“You can’t manage what you don’t measure” has long been a pork production mantra. The same can be said for herd health issues, and there is no more challenging one facing the industry today, and possibly this fall, than the Type A H1N1 influenza virus. While that’s not because the virus is raising havoc with actual swine health, it is because it has raised havoc with pork demand and export sales.

To be crystal clear, there have been no cases of Type A H1N1 influenza virus infections found to date in the U.S. swine population. Of course, everyone involved in the pork industry, particularly producers and veterinarians, wants to keep it that way. But to be sure of that, and to reassure U.S. pork’s trading partners, surveillance testing for the virus is necessary.

In early July, USDA came out with a voluntary surveillance plan, designed to monitor the U.S. swine herd for Type A H1N1 exposure. Appropriately called “H1N1 Flu Outbreak Virus Surveillance Plan,” it will involve many of the National Animal Health Laboratory Network laboratories. For hogs, the diagnostic laboratories most likely to be called upon are located within Iowa State University, University of Minnesota, Kansas State University, North Carolina State University, Purdue Univeristy and South Dakota State University. But any other qualified NAHLN laboratory can submit samples into the surveillance program, points out Liz Wagstrom, DVM, National Pork Board’s assistant vice president of science and technology.

Again, the surveillance plan is voluntary, so before any test would occur, the veterinarian and the producer client would have to literally sign off, providing written acceptance to run the Type A H1N1 diagnostic test.

Your state veterinarian will be responsible for interpreting the surveillance plan as well as the “Guidelines to Response” in the event of a positive test. The objective is to minimize the viral spread of Type A H1N1 among hogs as well as human exposure.

“USDA is talking with state veterinarians, as well as state and national public health authorities about their response plans,” Wagstrom points out. “They are working to move the process forward briskly, and we hope that it will be complete sometime in August.”
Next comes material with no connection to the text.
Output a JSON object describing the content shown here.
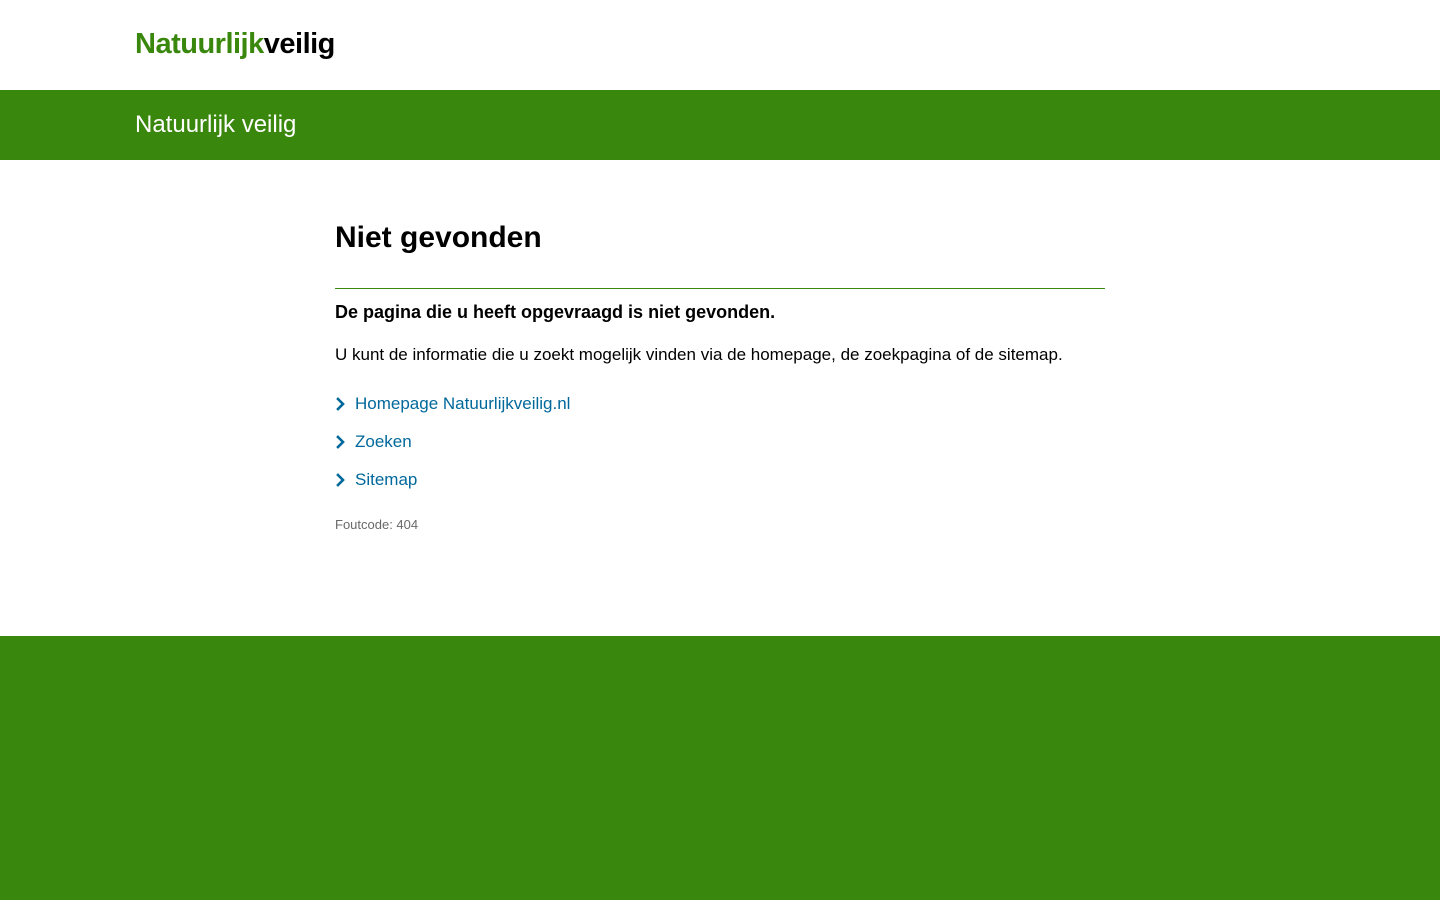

The three streams that USDA has identified for which this virus surveillance would occur include:

  • Swine herds that are epidemiologically linked to human cases of Type A H1N1 influenza virus.
  • Hogs showing influenza-like symptoms at the first point of concentration, such as a sale barn or exhibition.
  • Swine respiratory disease submissions to veterinary diagnostic laboratories that include voluntary written agreement to participate in the H1N1 Flu Outbreak Virus Surveillance Plan.

Due to the vast economic impact on the U.S. pork industry from the April Type A H1N1 influenza outbreak when it was undeservingly labeled “swine flu,” it’s understandable that producers and veterinarians alike might be a bit timid in raising their hands to say “test my herd.” But, surveillance of this virus is important to the industry’s long-term health and marketing strategies.
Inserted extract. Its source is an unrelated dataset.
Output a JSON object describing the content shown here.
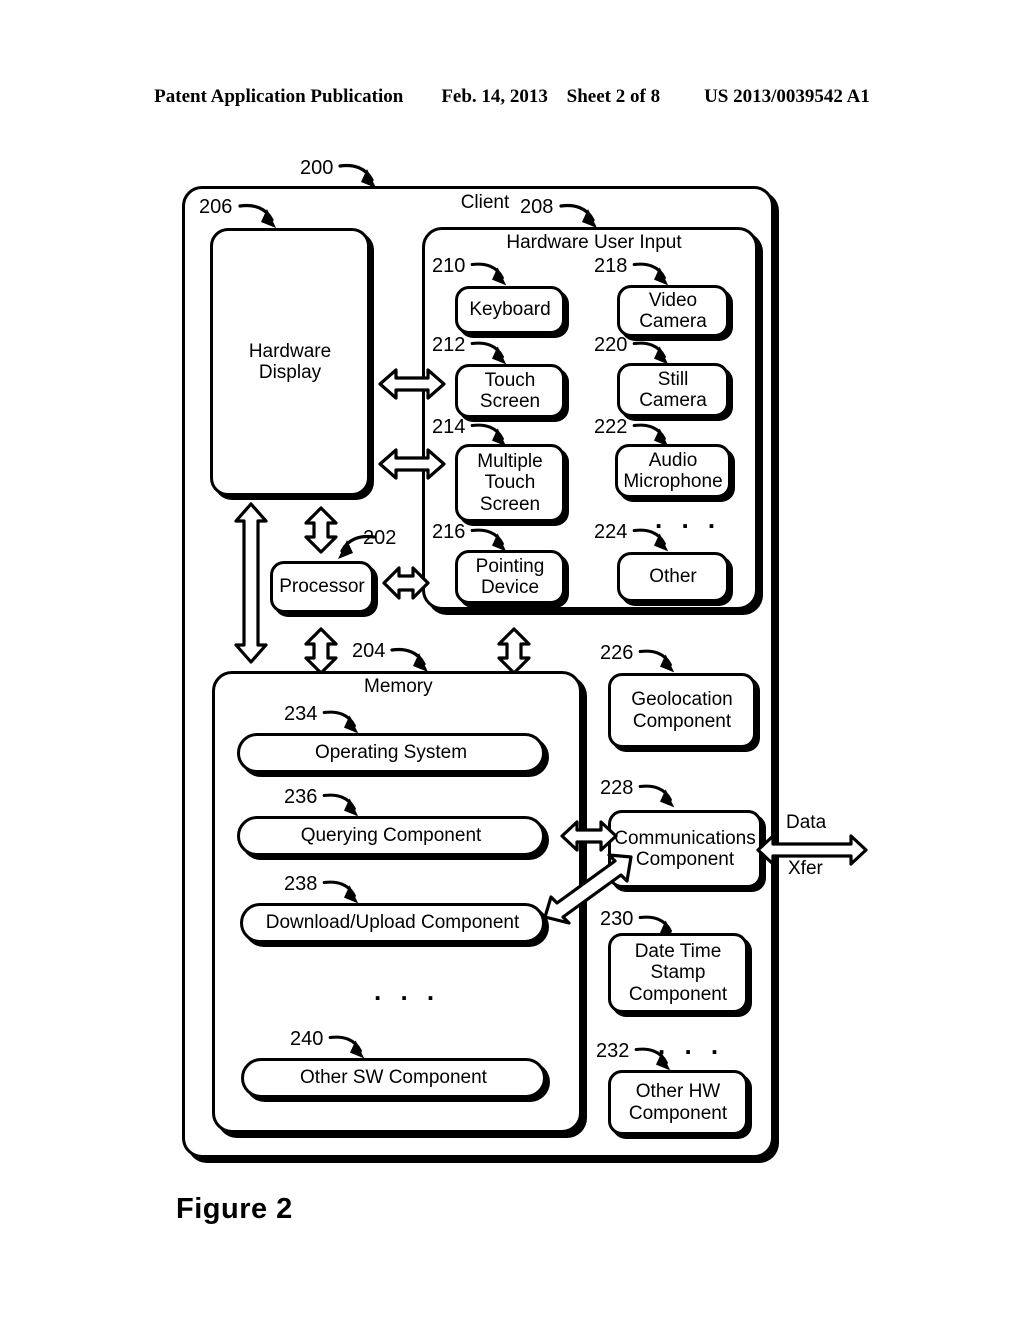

“It will be important not only for animal health but also for our trading partners and public health colleagues, for participation in the surveillance program to be robust and representative of the U.S. swine herd,” Wagstrom emphasizes.

She adds that the surveillance plan is set up to identify new or unusual isolates, as well as to characterize currently circulating swine influenza virus strains, not just to look for Type A H1N1 exposures. “This data can be used when developing new diagnostic tests or updating influenza vaccines,” Wagstrom says.

This is an important effort and it’s a topic worth discussing with your veterinarian today, before you are pressed to make a decision as samples are getting prepared to ship off to a diagnostic laboratory.